= Jack van Wijk =

Dutch computer scientist

Jarke J. (Jack) van Wijk (born 1959) is a Dutch computer scientist, a professor in the Department of Mathematics and Computer Science at the Eindhoven University of Technology, and an expert in information visualization.

==Biography==
Van Wijk received his M.S. from the Delft University of Technology in 1982. His master's thesis, on simulation of traffic collisions, led him to become interested in computer visualization, and he remained at Delft for his doctoral studies, completing a Ph.D. in 1986 under the supervision of Dennis J. McConalogue. He worked at the Energy Research Centre of the Netherlands from 1988 until 1998, when he joined the Eindhoven faculty; he was promoted to a full professorship in 2001.

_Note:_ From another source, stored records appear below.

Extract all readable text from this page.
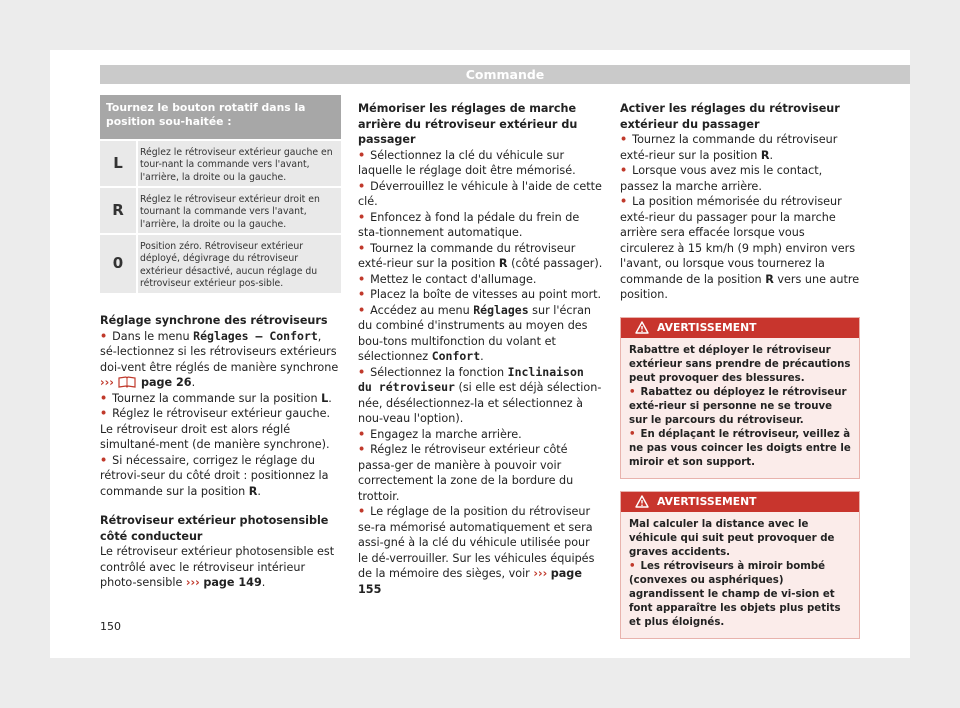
Commande
Tournez le bouton rotatif dans la position sou-haitée :
L
Réglez le rétroviseur extérieur gauche en tour-nant la commande vers l'avant, l'arrière, la droite ou la gauche.
R
Réglez le rétroviseur extérieur droit en tournant la commande vers l'avant, l'arrière, la droite ou la gauche.
0
Position zéro. Rétroviseur extérieur déployé, dégivrage du rétroviseur extérieur désactivé, aucun réglage du rétroviseur extérieur pos-sible.

Réglage synchrone des rétroviseurs

• Dans le menu Réglages – Confort, sé-lectionnez si les rétroviseurs extérieurs doi-vent être réglés de manière synchrone ››› page 26.

• Tournez la commande sur la position L.

• Réglez le rétroviseur extérieur gauche. Le rétroviseur droit est alors réglé simultané-ment (de manière synchrone).

• Si nécessaire, corrigez le réglage du rétrovi-seur du côté droit : positionnez la commande sur la position R.

Rétroviseur extérieur photosensible côté conducteur

Le rétroviseur extérieur photosensible est contrôlé avec le rétroviseur intérieur photo-sensible ››› page 149.

Mémoriser les réglages de marche arrière du rétroviseur extérieur du passager

• Sélectionnez la clé du véhicule sur laquelle le réglage doit être mémorisé.

• Déverrouillez le véhicule à l'aide de cette clé.

• Enfoncez à fond la pédale du frein de sta-tionnement automatique.

• Tournez la commande du rétroviseur exté-rieur sur la position R (côté passager).

• Mettez le contact d'allumage.

• Placez la boîte de vitesses au point mort.

• Accédez au menu Réglages sur l'écran du combiné d'instruments au moyen des bou-tons multifonction du volant et sélectionnez Confort.

• Sélectionnez la fonction Inclinaison du rétroviseur (si elle est déjà sélection-née, désélectionnez-la et sélectionnez à nou-veau l'option).

• Engagez la marche arrière.

• Réglez le rétroviseur extérieur côté passa-ger de manière à pouvoir voir correctement la zone de la bordure du trottoir.

• Le réglage de la position du rétroviseur se-ra mémorisé automatiquement et sera assi-gné à la clé du véhicule utilisée pour le dé-verrouiller. Sur les véhicules équipés de la mémoire des sièges, voir ››› page 155

Activer les réglages du rétroviseur extérieur du passager

• Tournez la commande du rétroviseur exté-rieur sur la position R.

• Lorsque vous avez mis le contact, passez la marche arrière.

• La position mémorisée du rétroviseur exté-rieur du passager pour la marche arrière sera effacée lorsque vous circulerez à 15 km/h (9 mph) environ vers l'avant, ou lorsque vous tournerez la commande de la position R vers une autre position.

AVERTISSEMENT

Rabattre et déployer le rétroviseur extérieur sans prendre de précautions peut provoquer des blessures.

• Rabattez ou déployez le rétroviseur exté-rieur si personne ne se trouve sur le parcours du rétroviseur.

• En déplaçant le rétroviseur, veillez à ne pas vous coincer les doigts entre le miroir et son support.

AVERTISSEMENT

Mal calculer la distance avec le véhicule qui suit peut provoquer de graves accidents.

• Les rétroviseurs à miroir bombé (convexes ou asphériques) agrandissent le champ de vi-sion et font apparaître les objets plus petits et plus éloignés.

150
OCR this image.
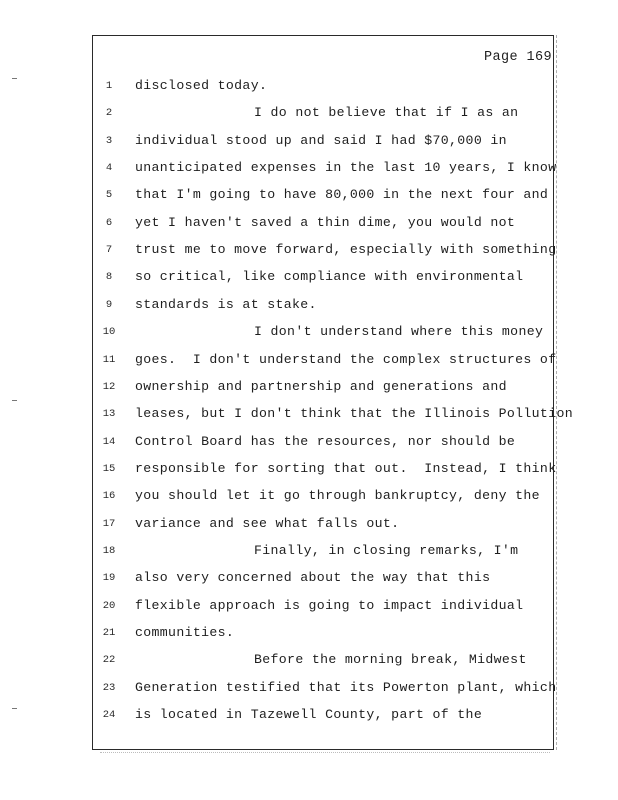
Page 169
1	disclosed today.
2	I do not believe that if I as an
3	individual stood up and said I had $70,000 in
4	unanticipated expenses in the last 10 years, I know
5	that I'm going to have 80,000 in the next four and
6	yet I haven't saved a thin dime, you would not
7	trust me to move forward, especially with something
8	so critical, like compliance with environmental
9	standards is at stake.
10	I don't understand where this money
11	goes.  I don't understand the complex structures of
12	ownership and partnership and generations and
13	leases, but I don't think that the Illinois Pollution
14	Control Board has the resources, nor should be
15	responsible for sorting that out.  Instead, I think
16	you should let it go through bankruptcy, deny the
17	variance and see what falls out.
18	Finally, in closing remarks, I'm
19	also very concerned about the way that this
20	flexible approach is going to impact individual
21	communities.
22	Before the morning break, Midwest
23	Generation testified that its Powerton plant, which
24	is located in Tazewell County, part of the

As well as being a faculty member at TU Eindhoven, van Wijk is the vice president for scientific affairs at MagnaView, a Dutch information visualization company.

==Research==

A video inspired by van Wijk's work on myriahedral projection

In information visualization, Van Wijk is known for his research in texture synthesis, treemaps, and flow visualization. His work on map projection won the 2009 Henry Johns Award of the British Cartographic Society for best cartographic journal article.
He has twice been program co-chair for IEEE Visualization, and once for IEEE InfoVis. In 2007, he received an IEEE Technical Achievement Award for his visualization research.

In graph drawing, van Wijk has worked on the visualization of small-world networks and on the depiction of abstract trees as biological trees. He has also conducted user studies that showed that the standard depiction of directed edges in graph drawings using arrowheads is less effective at conveying the directionality of the edges to readers than other conventions such as tapering. He was one of two invited speakers at the 19th International Symposium on Graph Drawing in 2011, and the capstone speaker at the IEEE Visualization 2013.